The UN’s Port State Measures Agreement requires signatories to refuse IUU vessels entry to port, and to confiscate catches and even vessels. The agreement, which came into force in June 2016, requires port states to confirm the place of registration of all foreign vessels in port, check for illegal catches, and share information in real time with other port states. Sixty-six nations plus the European Union have now signed up. But 77 coastal nations, including China, have not.

the PSMA could curb distant-water illegal fishing

However, in a response to a proposal at the People’s National Congress, the Ministry of Agriculture said it is “working with other departments to join and implement the Port State Measures Agreement.”

Yet the country’s existing fishery management systems are nowhere near adequate to do so. Chinese academics Wang Tiantian and Tang Yi have pointed out that the oversight of fishing and non-fishing ports belongs to different departments; it is not clear who would be responsible for IUU fishing checks when a foreign vessel docks at a non-fishing port.

As they are rarely accepted by China’s fishing ports, foreign vessels do tend to dock at these non-fishing ports – where checks are carried out by marine and customs authorities.

“Determining if fish have been caught illegally, or if a vessel has been engaged in IUU fishing, is highly specialised work, and the marine and customs authorities will struggle. It should be done by the fisheries bureau,” said Tang Yi, a professor at Shanghai Ocean University.

Tang said articles in the revised Fisheries Law pave the way for port state measures to be implemented, and establish a process for checks on foreign vessels at non-fishing ports. To him the most important thing is systems for communication between the marine, customs and fishery authorities, so that fishery authorities know in real time when potential IUU vessels are arriving or leaving, and can be present at checks.

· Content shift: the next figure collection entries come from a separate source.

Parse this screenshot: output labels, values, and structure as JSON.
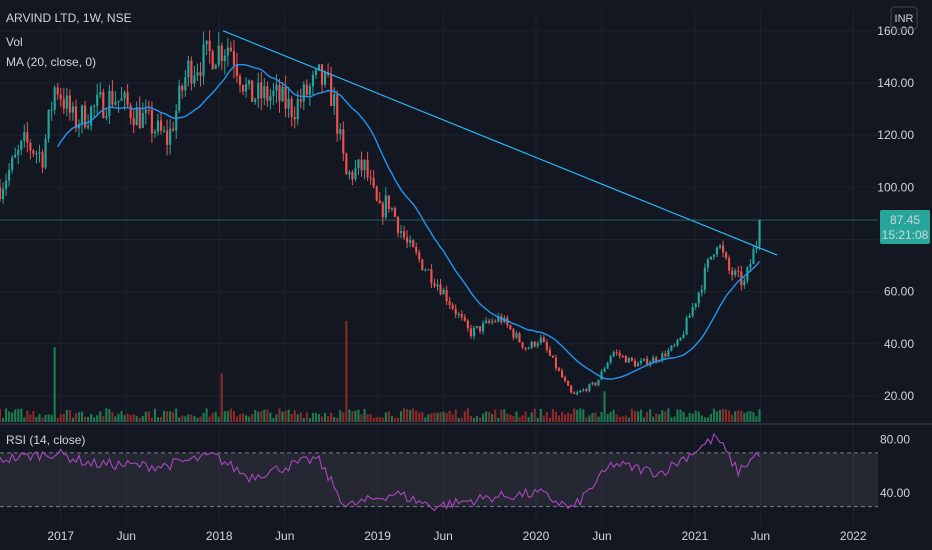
{
  "header": {
    "symbol_line": "ARVIND LTD, 1W, NSE",
    "vol_label": "Vol",
    "ma_label": "MA (20, close, 0)",
    "rsi_label": "RSI (14, close)",
    "currency": "INR"
  },
  "price_tag": {
    "value": "87.45",
    "countdown": "15:21:08"
  },
  "colors": {
    "background": "#131722",
    "up": "#26a69a",
    "down": "#ef5350",
    "vol_up": "#1e7a50",
    "vol_down": "#8c2a2a",
    "ma": "#2196f3",
    "trendline": "#29b6f6",
    "rsi": "#ab47bc",
    "tag": "#26a69a",
    "grid": "#1e222d"
  },
  "chart_data": {
    "type": "candlestick",
    "interval": "1W",
    "price_axis": {
      "ticks": [
        20,
        40,
        60,
        80,
        100,
        120,
        140,
        160
      ],
      "tick_labels": [
        "20.00",
        "40.00",
        "60.00",
        "80.00",
        "100.00",
        "120.00",
        "140.00",
        "160.00"
      ],
      "range": [
        10,
        168
      ]
    },
    "rsi_axis": {
      "ticks": [
        40,
        80
      ],
      "tick_labels": [
        "40.00",
        "80.00"
      ],
      "range": [
        20,
        90
      ],
      "band": [
        30,
        70
      ]
    },
    "time_axis": {
      "labels": [
        "2017",
        "Jun",
        "2018",
        "Jun",
        "2019",
        "Jun",
        "2020",
        "Jun",
        "2021",
        "Jun",
        "2022"
      ],
      "dates": [
        "2017-01-01",
        "2017-06-01",
        "2018-01-01",
        "2018-06-01",
        "2019-01-01",
        "2019-06-01",
        "2020-01-01",
        "2020-06-01",
        "2021-01-01",
        "2021-06-01",
        "2022-01-01"
      ],
      "range": [
        "2016-08-14",
        "2022-02-27"
      ]
    },
    "last_price": 87.45,
    "close_anchors": [
      [
        "2016-08-14",
        100
      ],
      [
        "2016-10-10",
        117
      ],
      [
        "2016-11-20",
        112
      ],
      [
        "2016-12-20",
        140
      ],
      [
        "2017-02-01",
        125
      ],
      [
        "2017-05-01",
        135
      ],
      [
        "2017-07-20",
        125
      ],
      [
        "2017-09-05",
        118
      ],
      [
        "2017-10-20",
        145
      ],
      [
        "2017-12-20",
        152
      ],
      [
        "2018-01-25",
        155
      ],
      [
        "2018-03-10",
        135
      ],
      [
        "2018-05-10",
        135
      ],
      [
        "2018-06-20",
        130
      ],
      [
        "2018-08-20",
        142
      ],
      [
        "2018-09-20",
        135
      ],
      [
        "2018-10-20",
        104
      ],
      [
        "2018-12-01",
        108
      ],
      [
        "2019-01-05",
        90
      ],
      [
        "2019-01-25",
        95
      ],
      [
        "2019-03-10",
        78
      ],
      [
        "2019-05-25",
        62
      ],
      [
        "2019-08-01",
        44
      ],
      [
        "2019-10-10",
        50
      ],
      [
        "2019-12-10",
        38
      ],
      [
        "2020-01-10",
        42
      ],
      [
        "2020-03-25",
        20
      ],
      [
        "2020-05-20",
        25
      ],
      [
        "2020-06-25",
        37
      ],
      [
        "2020-08-20",
        32
      ],
      [
        "2020-10-15",
        35
      ],
      [
        "2020-11-25",
        40
      ],
      [
        "2021-01-10",
        60
      ],
      [
        "2021-02-20",
        80
      ],
      [
        "2021-03-20",
        68
      ],
      [
        "2021-04-25",
        63
      ],
      [
        "2021-05-25",
        80
      ],
      [
        "2021-06-04",
        87.45
      ]
    ],
    "trendline": {
      "from": [
        "2018-01-10",
        160
      ],
      "to": [
        "2021-07-10",
        74
      ]
    },
    "volume_spikes": [
      [
        "2016-12-20",
        34
      ],
      [
        "2018-01-10",
        22
      ],
      [
        "2018-10-20",
        46
      ],
      [
        "2020-06-10",
        14
      ]
    ],
    "rsi_anchors": [
      [
        "2016-08-14",
        65
      ],
      [
        "2016-12-20",
        70
      ],
      [
        "2017-03-10",
        62
      ],
      [
        "2017-08-20",
        60
      ],
      [
        "2017-12-20",
        68
      ],
      [
        "2018-03-10",
        52
      ],
      [
        "2018-08-15",
        66
      ],
      [
        "2018-10-20",
        30
      ],
      [
        "2019-02-10",
        40
      ],
      [
        "2019-05-10",
        30
      ],
      [
        "2019-09-20",
        37
      ],
      [
        "2020-01-10",
        40
      ],
      [
        "2020-03-25",
        28
      ],
      [
        "2020-06-25",
        62
      ],
      [
        "2020-10-15",
        55
      ],
      [
        "2021-02-20",
        82
      ],
      [
        "2021-04-10",
        56
      ],
      [
        "2021-06-04",
        72
      ]
    ]
  }
}
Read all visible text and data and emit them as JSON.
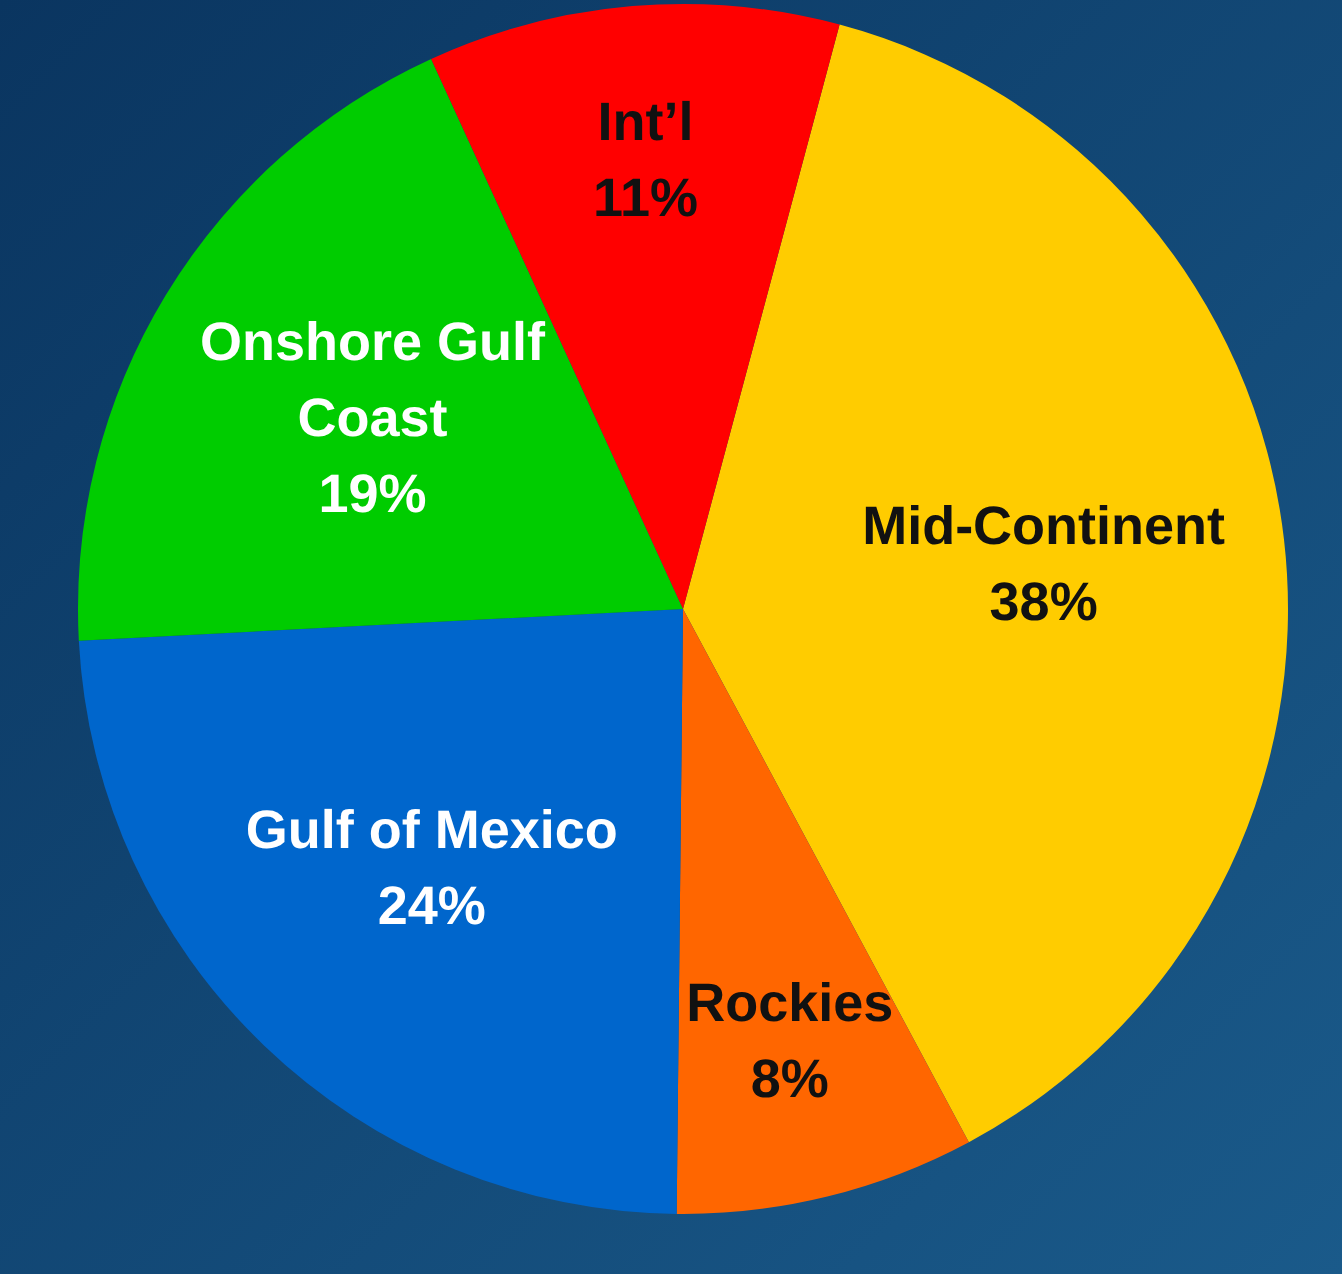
{
  "chart_data": {
    "type": "pie",
    "categories": [
      "Mid-Continent",
      "Rockies",
      "Gulf of Mexico",
      "Onshore Gulf Coast",
      "Int’l"
    ],
    "values": [
      38,
      8,
      24,
      19,
      11
    ],
    "value_labels": [
      "38%",
      "8%",
      "24%",
      "19%",
      "11%"
    ],
    "colors": [
      "#ffcc00",
      "#ff6600",
      "#0066cc",
      "#00cc00",
      "#ff0000"
    ],
    "legend": false
  }
}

If China does sign up to the Port State Measures Agreement, its first task will be to designate ports for foreign fishing vessels to use. It will then need to allocate enforcement staff, build infrastructure at ports, and encourage cooperation across different departments. According to Wang Tiantian and Tang Yi’s paper, this will be no small challenge, and very costly.

But the benefits for fish populations and the countless people who rely on them for protein and a living would be vast.